The case of Gustave illustrates the problem with a “die and let live” approach to man-eaters. In spite of the massive body count racked up by this animal, both Faye and a group of biologists, including herpetologist Brady Barr, spent quite a long time trying to capture Gustave alive rather than simply kill the croc. Their goal was to advocate for conservation of Nile crocodiles, but as Barr himself pointed out in National Geographic:

“People have to get their water, do their laundry, fish for a living,” says Barr. “If a croc does take a person, villagers may slaughter a few crocs after an attack—enough to feel as if they’ve done something—and then they go back to doing what they have to do.”

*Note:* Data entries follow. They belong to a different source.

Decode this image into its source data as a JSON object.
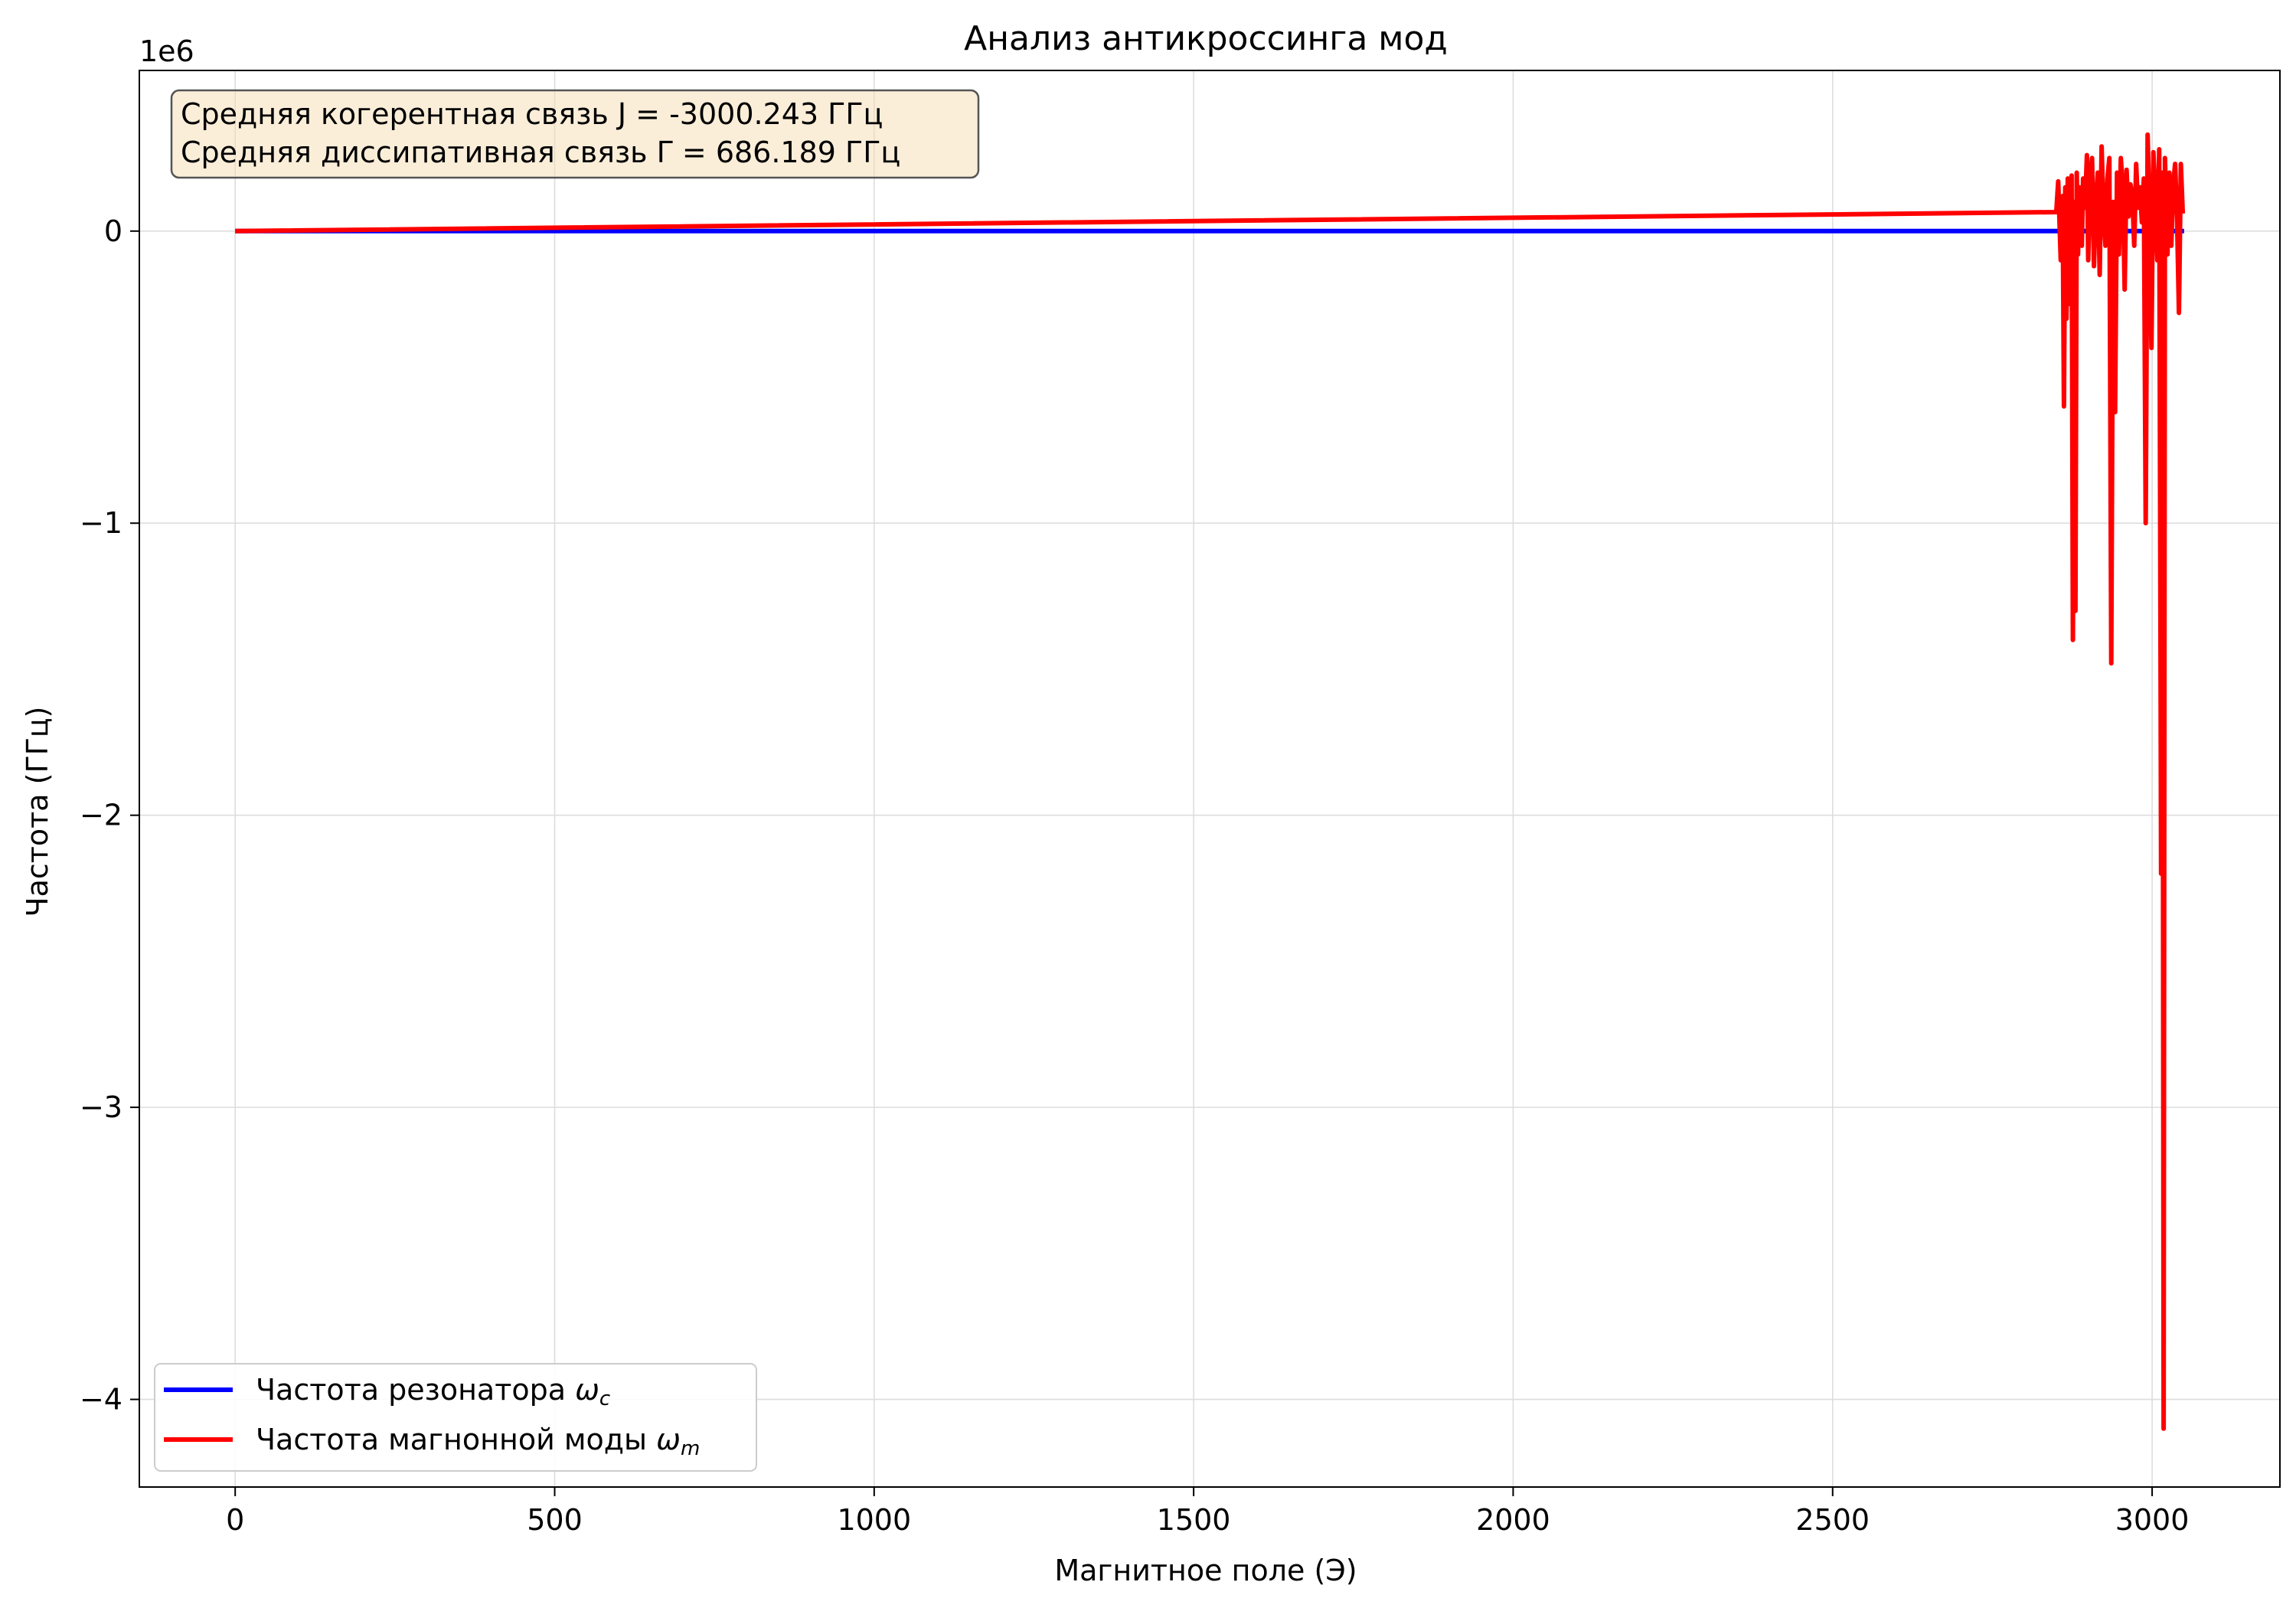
{
  "chart_data": {
    "type": "line",
    "title": "Анализ антикроссинга мод",
    "xlabel": "Магнитное поле (Э)",
    "ylabel": "Частота (ГГц)",
    "y_offset_text": "1e6",
    "y_scale_factor": 1000000,
    "xlim": [
      -150,
      3200
    ],
    "ylim": [
      -4300000,
      550000
    ],
    "x_ticks": [
      0,
      500,
      1000,
      1500,
      2000,
      2500,
      3000
    ],
    "x_tick_labels": [
      "0",
      "500",
      "1000",
      "1500",
      "2000",
      "2500",
      "3000"
    ],
    "y_ticks": [
      0,
      -1000000,
      -2000000,
      -3000000,
      -4000000
    ],
    "y_tick_labels": [
      "0",
      "−1",
      "−2",
      "−3",
      "−4"
    ],
    "grid": true,
    "legend_position": "lower-left",
    "annotation": {
      "lines": [
        "Средняя когерентная связь J = -3000.243 ГГц",
        "Средняя диссипативная связь Γ = 686.189 ГГц"
      ]
    },
    "series": [
      {
        "name": "Частота резонатора ωc",
        "legend_base": "Частота резонатора ",
        "legend_symbol": "ω",
        "legend_sub": "c",
        "color": "#0000ff",
        "x": [
          0,
          3050
        ],
        "y": [
          0,
          0
        ]
      },
      {
        "name": "Частота магнонной моды ωm",
        "legend_base": "Частота магнонной моды ",
        "legend_symbol": "ω",
        "legend_sub": "m",
        "color": "#ff0000",
        "x": [
          0,
          2850,
          2853,
          2857,
          2860,
          2862,
          2864,
          2866,
          2868,
          2870,
          2872,
          2874,
          2876,
          2878,
          2880,
          2882,
          2884,
          2886,
          2888,
          2890,
          2892,
          2895,
          2898,
          2900,
          2903,
          2906,
          2909,
          2912,
          2915,
          2918,
          2921,
          2924,
          2927,
          2930,
          2933,
          2936,
          2939,
          2942,
          2945,
          2948,
          2951,
          2954,
          2957,
          2960,
          2963,
          2966,
          2969,
          2972,
          2975,
          2978,
          2981,
          2984,
          2987,
          2990,
          2993,
          2996,
          2999,
          3002,
          3005,
          3008,
          3011,
          3014,
          3016,
          3018,
          3020,
          3022,
          3024,
          3027,
          3030,
          3033,
          3036,
          3039,
          3042,
          3045,
          3048
        ],
        "y": [
          0,
          65000,
          170000,
          -100000,
          120000,
          -600000,
          150000,
          -300000,
          180000,
          50000,
          -250000,
          190000,
          -1400000,
          100000,
          -1300000,
          200000,
          -80000,
          150000,
          30000,
          -50000,
          180000,
          80000,
          260000,
          -100000,
          180000,
          250000,
          -120000,
          100000,
          200000,
          -150000,
          290000,
          60000,
          -50000,
          180000,
          250000,
          -1480000,
          100000,
          -620000,
          200000,
          -80000,
          250000,
          150000,
          -200000,
          210000,
          50000,
          160000,
          120000,
          -50000,
          230000,
          80000,
          150000,
          30000,
          180000,
          -1000000,
          330000,
          50000,
          -400000,
          270000,
          130000,
          -100000,
          280000,
          -2200000,
          200000,
          -4100000,
          250000,
          100000,
          -80000,
          200000,
          -50000,
          160000,
          230000,
          50000,
          -280000,
          230000,
          60000
        ]
      }
    ]
  }
}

How many innocent crocodiles were killed in retaliation for Gustave’s attacks while Barr and Faye were messing around with their cages and snares rather than killing the crocodile? This wasn’t good for either the humans or the crocodiles.

These repeat performances are typical among man-eaters of many species. Bears, lions, tigers, leopards, alligators, crocodiles, cougars. Possibly sharks as well, assuming the 1916 attacks that inspired Jaws were in fact the work of a single shark.

The man-eater is exceptional. It isn’t a normal predator. The idea that the man-eater is an innocent totem of nature while man is the guilty interloper simply does not hold up to scrutiny.

Unless the species’ numbers are so low that genetic diversity is in immediate danger, there is no advantage to letting an animal like Gustave live. The consequences of leaving a man-eater in the wild, whether it is the brown bear that devoured Timothy Treadwell or the gator that swam off with Kaleb Langdale’s arm, are terrible for nearly everyone concerned.